第40話 「遠足」それはお近づき⑥
「それじゃ京都観光するぞ〜」
俺たちは宿泊するホテルに荷物を置いた後グループ行動になった。
「それじゃとりあえず目的のお寺へ行こう」
いつもより月奏の声が元気に聞こえた。
「何かそこでしたい事でもあるの?」
「よくぞ聞いてくれたね」
俺が聞くとショルダーバックから手帳らしきものを取り出した。
「じゃじゃーん」
「もしかして御朱印手帳?」
横から胡桃が聞いてくる。
「実は集めてるんだ」
するとページをめくって沢山の御朱印を見せてきた。
「これがね10年に1回限定の御朱印でこれは沖縄行った時の御朱印だよ」
「沢山持ってるんだなと言う事は目的は…」
蒴が聞くと月奏は笑顔で言う。
「御朱印を貰いにいきます。更に今から行くところは10種類以上の御朱印があるんだよ」
「多いな〜全部回るつもり?」
「流石に全部は貰わないよおお土産買えなくなっちゃうよ」
少し残念そうだが、仕方ない。
そして俺たちはそのお寺に向かって歩きだした。しかしお寺まで後少しって所で問題が発生する。
「「この坂キツすぎ〜」」
俺と月奏の体力ない組が悲鳴をあげた。
「だらしないよ2人とも〜」
「後ちょっとだぞ」
胡桃、蒴の元気組はまだまだピンピンしてる
「これ美味しそうじゃない」
「足がもう歩きたくないってさ」
俺たちはなんとか休憩しようと試みた。
「わかったよじゃあ俺たち2人で入る為のチケット並んでいるからすぐ来いよ」
「私達に任せてちょっと休憩しなよ。あ!けど美味しそうな食べ物あっても食べたらダメだよみんなで食べようね」
「「本当にありがとうございます」」
俺たち心から感謝し2人が人混みに紛れるまで見送った。そして急に2人っきりになる。2人だけになったのはとても久しぶりだ。
「月奏、自販機探そう。俺倒れそう」
「そうだね」
俺たちは自販機で飲み物を購入し横にあったベンチに腰を下ろした。
「「生き返る〜」」
乾ききっていた喉が潤い、少し元気になった。
落ち着いたら月奏が真剣そうに話しだした。
「星空くんに1つ大切なお知らせがあります」
「はい。

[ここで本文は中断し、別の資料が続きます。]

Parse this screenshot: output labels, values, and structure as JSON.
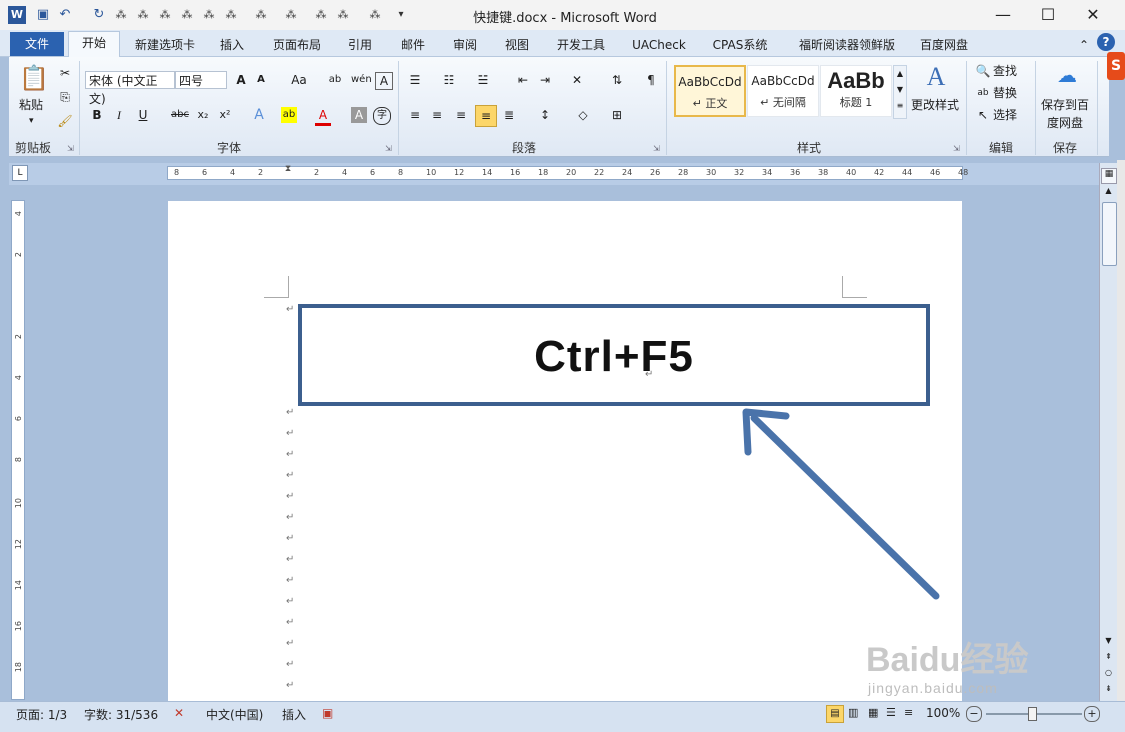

なんでしょうか」
「実は配信者カップのメンバー後1人決まっていません」
俺たちは夏休みにある配信者カップにでる約束をした。しかしHero’s Legendは3人チームの為後1人メンバーを集める必要があった。
「けどまだ時間あるやろ?夏休みだろ」
「メンバーの提出期限後1ヶ月もないんだ」
俺はそこで少し焦る。
「なんでそんなにも早いんだ」
「だって予選あるじゃん」
「……予選?」
「毎回沢山の人が参加するからまず予選に勝ち残らないといけないんだ。まぁ予選は配信禁止だから知らなくても無理ないか」
俺はとても焦る。
「早く決めないとやばいじゃん」
「そうなんだよ。せあくんなんかあてある?」
俺に聞かないでほしい。ほとんどコラボをしたことがない俺に当てがあるはずもない。
俺は黙り込むしかなかった。
月奏は俺の様子から察したようだ。
「ごめん私が悪かったよ。今までずっとぼっちだったもんね」
「喧嘩売ってる?買うよ」
「星空くんごめん調子乗りすぎた」
月奏がベンチから立ち上がり座っている俺を見た。
「もしなんかいい人おったら連絡してね」
「あぁ、追ったらな」
月奏がクスクスと笑うと歩き出した。もう回復したようだ。俺も立ち上がり後を追う。
「それじゃ2人を追いかけよか。行くよせあくん」
「おう」
俺達は2人並んで坂を登り目的のお寺を目指した。